Aïssa Sago, la "tata": "La gauche compatit, mais qu'a-t-elle fait de concret?"
Par l'OBS,
Ils sont ministre, élu, avocat, ex-star du foot, grand frère d'un des adolescents électrocutés ou jeune ayant participé aux émeutes de 2005 : ils nous ont confié leurs souvenirs de ces événements.
27 octobre 2005, Clichy-sous Bois. Zyed Benna, 17 ans, et Bouna Traoré, 15 ans, meurent électrocutés après une course-poursuite avec la police.
Le ministre de l'Intérieur, Nicolas Sarkozy, prétend alors que les
enfants sont des voleurs. A tort. Les amis des adolescents, leurs
voisins, la jeunesse des quartiers populaires, ripostent par des émeutes
qui, comme une traînée de poudre solidaire, se propagent à des
centaines de villes partout en France.
Les images de voitures enflammées, d'Abribus couchés, de CRS en faction et de jeunes encapuchonnés font le tour du monde. La France apparaît comme un pays en guerre civile. Le gouvernement décrète l'état d'urgence. Plus de 6.000 personnes sont interpellées, 30 communes instaurent un couvre-feu.
Dix ans après, que reste-t-il de ces affrontements? La justice a relaxé les policiers. Des personnes ont été, par leur fonction, leur histoire ou le hasard, touchées au plus près. La "tata" Aïssa Sago se souvient.
∗ ∗ ∗
Le
garage Renault d'Aulnay-sous-Bois venait de partir en fumée. Les
poubelles flambaient. Aïssa Sago s'est sentie "presque découragée". Tout
aurait pu s'interrompre brutalement. Cela faisait cinq ans qu'elle
s'activait auprès des familles de la Cité des 3.000, à la fois
interprète, médiatrice et décodeuse des us étranges de l'administration
française. Un engagement bénévole devenu un métier, par altruisme et...
intérêt.
J'ai grandi à Antony dans une cité qui
n'avait rien d'un ghetto. En arrivant ici, j'ai eu l'impression de vivre
l'apartheid.
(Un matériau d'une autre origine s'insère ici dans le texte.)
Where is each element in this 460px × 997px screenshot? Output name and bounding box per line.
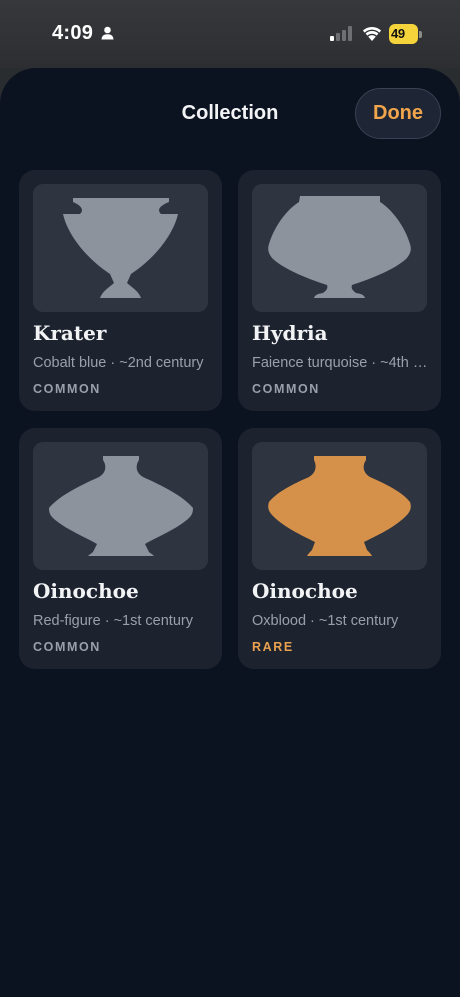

Il n'y avait que des étrangers, beaucoup de gens ne
maîtrisaient pas la langue.
Je me suis dit: 'Si je reste, je dois agir pour créer un environnement sain autour de mes enfants.'"
Aïssa
Sago a donc "agi" cinq ans durant, son Association des Femmes Relais
est devenue une structure phare du département. Puis sont venues les
émeutes. "Je voyais des petits de 13-14 ans faire n'importe quoi dans la
rue. Leurs parents laissaient faire, voire les excusaient."
Un travail loin d'être terminé
Elle
a "appelé tout le monde" et prévenu : "Si ça ne cesse pas, on arrête !"
Le lendemain, la tension a baissé d'un cran, les familles sont venues
au local. "Ça a eu un effet déclencheur. Elles se sont impliquées
davantage." En dix ans, les cours d'alphabétisation ont décollé,
passant de 15 à 120 parents, l'aide aux devoirs, itou. Les rapports avec
les institutions, dont l'école, s'en sont mieux portés.
Le
travail, pour autant, est loin d'être terminé. Malgré la rénovation
urbaine, le "business" reste omniprésent, les copains d'enfance, trop
souvent, ont mal tourné. Et Aïssa Sago est une mère atypique. Ses fils
aînés, qui ont la vingtaine, lui ont avoué qu'ils avaient eu
l'impression d'"être prisonniers" à ses côtés. Et la petite dernière,
scolarisée dans le privé, lui "en veut terriblement" de la couper du
quartier.
D'autant que "Tata" Aïssa s'est engagée
auprès du très sarkozyste Bruno Beschizza, dont elle est l'adjointe aux
Affaires sociales depuis un an.
J'y ai longuement réfléchi. La gauche compatit, mais qu'a-t-elle fait de concret ? La droite, elle, est parfois brutale dans ses propos, mais vous force à bouger."